Even so, what makes us think we can reliably know which attributes are important to George? Humans are inconsistent, even accountants (and our George is head gardener at a psilocybin mushroom farm). But if you ask a human a question, he/she is will give you an answer. That’s one of the scary things about surveys. So ask one which attributes are important and he/she will tell you. If you eliminate those attributes from further choice tasks, you may be missing something really important. Because, as we just learned, respondents make mistakes.
But respondents can also process fairly complex relationships, too. An attribute that may not be important, or conversely very important, in isolation may be viewed differently in the context of a complete product profile. For example, I may think that I absolutely must have a 600 GB hard drive in any laptop in my consideration set. Then I’m confronted with a 256 GB hard drive that’s solid state and half the price. All of a sudden, that 600 GB drive doesn’t seem so “have to have.” These interactions between attributes are difficult, if not impossible, to anticipate.

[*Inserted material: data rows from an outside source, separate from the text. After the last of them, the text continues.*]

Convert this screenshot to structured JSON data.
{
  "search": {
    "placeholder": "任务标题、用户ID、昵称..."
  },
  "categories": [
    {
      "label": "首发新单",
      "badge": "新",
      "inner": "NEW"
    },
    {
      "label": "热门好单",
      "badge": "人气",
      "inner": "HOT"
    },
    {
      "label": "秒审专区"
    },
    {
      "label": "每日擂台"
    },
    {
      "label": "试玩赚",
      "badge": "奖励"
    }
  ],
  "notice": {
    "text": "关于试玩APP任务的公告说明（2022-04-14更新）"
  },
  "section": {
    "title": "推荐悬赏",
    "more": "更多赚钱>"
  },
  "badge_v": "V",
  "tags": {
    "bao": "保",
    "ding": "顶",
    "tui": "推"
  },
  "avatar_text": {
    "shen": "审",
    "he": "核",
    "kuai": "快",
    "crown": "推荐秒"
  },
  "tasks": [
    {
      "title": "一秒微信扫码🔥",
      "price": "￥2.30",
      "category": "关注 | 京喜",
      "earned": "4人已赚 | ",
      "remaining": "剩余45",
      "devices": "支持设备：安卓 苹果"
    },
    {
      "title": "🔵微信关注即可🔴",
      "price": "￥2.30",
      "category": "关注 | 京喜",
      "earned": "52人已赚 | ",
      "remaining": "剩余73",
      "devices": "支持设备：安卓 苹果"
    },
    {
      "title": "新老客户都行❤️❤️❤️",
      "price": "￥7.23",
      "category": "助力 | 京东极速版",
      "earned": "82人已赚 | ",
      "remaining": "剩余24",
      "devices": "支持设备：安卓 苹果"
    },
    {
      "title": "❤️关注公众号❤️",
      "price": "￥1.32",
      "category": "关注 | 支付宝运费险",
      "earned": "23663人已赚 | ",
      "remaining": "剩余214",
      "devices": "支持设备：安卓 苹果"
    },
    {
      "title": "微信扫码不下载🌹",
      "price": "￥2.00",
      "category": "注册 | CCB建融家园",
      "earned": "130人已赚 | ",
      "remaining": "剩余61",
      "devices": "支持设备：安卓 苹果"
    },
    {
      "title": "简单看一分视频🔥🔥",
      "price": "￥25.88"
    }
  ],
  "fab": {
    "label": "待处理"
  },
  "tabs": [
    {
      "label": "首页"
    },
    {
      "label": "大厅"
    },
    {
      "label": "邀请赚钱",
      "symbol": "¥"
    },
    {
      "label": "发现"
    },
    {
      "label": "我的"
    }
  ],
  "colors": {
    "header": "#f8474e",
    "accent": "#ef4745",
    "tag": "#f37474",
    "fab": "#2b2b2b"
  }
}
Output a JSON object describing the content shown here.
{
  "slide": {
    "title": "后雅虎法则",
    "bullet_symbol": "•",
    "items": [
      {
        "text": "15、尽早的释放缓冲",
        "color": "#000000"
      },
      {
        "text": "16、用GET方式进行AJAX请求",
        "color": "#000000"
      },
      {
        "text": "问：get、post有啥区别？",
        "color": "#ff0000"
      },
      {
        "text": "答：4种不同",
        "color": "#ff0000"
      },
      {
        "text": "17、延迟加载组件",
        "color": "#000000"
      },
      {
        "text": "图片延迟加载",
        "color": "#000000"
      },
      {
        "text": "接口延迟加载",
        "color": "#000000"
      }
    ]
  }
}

One of the problems with adaptive methods is that, in the attempt to gain efficiency, we are forced to make the assumption that the respondent can and will tell us which attributes are important and that he would make product choices consistent with these claimed importances if shown all attributes. Attribute interaction effects and respondent inconsistencies make this assumption difficult to accept.
In a paper I published several years ago, I asked respondents to tell me which levels of an attribute they preferred most and which they preferred least. I just wanted to know which levels were the two extremes: most and least preferred. Afterwards, I ran a traditional conjoint exercise where I estimated utilities for all attribute levels. Any idea how many times the respondent’s claimed extreme attribute levels agreed with the conjoint utilities? About 60%. That means 40% of the sample couldn’t (or wouldn’t) accurately identify the most and least preferred levels. I don’t have a lot of confidence in respondents telling me what is important. After all, isn’t that exactly the reason we do conjoint analysis in the first place? So we don’t have to rely on direct questions?
Recent papers seem to show that some adaptive methods do as well as traditional CBC (although not necessarily better). But the theoretical concerns raised here may point to future problems. ACA was enthusiastically received initially. It wasn’t until several years of extensive use that it was discovered that ACA potentially underestimates price sensitivity by a factor of 2 or 3.
If my concerns about the theoretical justification of adaptive methods are correct, I predict we will find similar difficulties with currently popular adaptive methods once they have been implemented in a wide variety of situations.